Nationally, there are about 80,000 professional car wash locations that bring in $19 billion in retail purchases a year.
In McHenry County, the car wash scene is dotted with more than a dozen options of various scope, not including gas stations with self-service car washes.
Joe Doherty, owner of Fast Eddie’s Car Wash, said he’s taken the approach that the car wash should be a full-service experience.
He said the business – which has locations in Crystal Lake, McHenry and Barrington – tries to differentiate itself by offering things like vacuuming and interior window cleaning.

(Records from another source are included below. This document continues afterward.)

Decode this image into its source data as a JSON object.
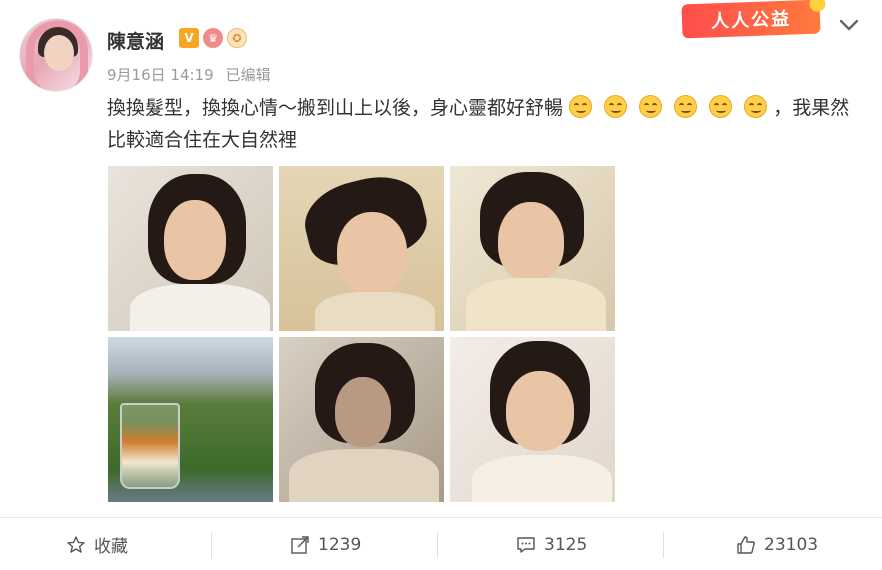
{
  "user": {
    "name": "陳意涵",
    "badges": [
      "V",
      "♛",
      "✪"
    ]
  },
  "meta": {
    "time": "9月16日 14:19",
    "edited": "已编辑"
  },
  "charity_banner": "人人公益",
  "post": {
    "text_part1": "換換髮型，換換心情～搬到山上以後，身心靈都好舒暢",
    "emoji_count": 6,
    "text_part2": "，我果然比較適合住在大自然裡"
  },
  "photos": [
    {
      "name": "photo-1",
      "alt": "portrait smiling chin on hand"
    },
    {
      "name": "photo-2",
      "alt": "hair flip close-up"
    },
    {
      "name": "photo-3",
      "alt": "eyes closed portrait"
    },
    {
      "name": "photo-4",
      "alt": "glass with mountain view"
    },
    {
      "name": "photo-5",
      "alt": "dim lit selfie"
    },
    {
      "name": "photo-6",
      "alt": "smiling bangs portrait"
    }
  ],
  "actions": {
    "favorite_label": "收藏",
    "repost_count": "1239",
    "comment_count": "3125",
    "like_count": "23103"
  },
  "colors": {
    "accent": "#ff5a3c",
    "vip": "#f6a623"
  }
}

“We’re sticking with the full service. That’s our motto and we haven’t changed,” Doherty said. “People work hard for their money and we think they don’t need to come in the car wash and work more.”
Like some other area car washes, Fast Eddie’s has started offering monthly passes for the customers who want to keep their vehicles especially clean. The unlimited washes pass sells for $29.95 a month.
“That’s one of the changes we’ve made to help people out and make it more affordable for people,” Doherty said.
Wulf said that across the industry, changing prices and re-packaging deals are ways owners try to differentiate their businesses.
He said the pricing scale has changed from a three-level, “good-better-best” system to one that trends toward add-ons.
Increasingly, consumers get to decide what’s important to them – for a couple extra bucks, they can choose to add on an undercarriage wash or tire shine, or upgrade to name-brand treatments like Rain X.
And then there are rare places like Jetstream Jimmy’s Detailing in Lake in the Hills, which go after a niche of the market that values something different entirely – a hand wash done with professional care.
Owner Char Augustine said that at $20 for a full wash and $15 for exterior only, the hand wash at Jimmy’s can’t offer a price that competes with your average drive-through.
But Augustine said the hand wash tends to be easier on the finish than machines are, and there’s still a market for the personal care.
“If it’s somebody that likes a hand wash, they usually won’t go through the drive-throughs,” Augustine said. “And then the others will go through the drive-thrus in between, and get a good hand wash on occasion.”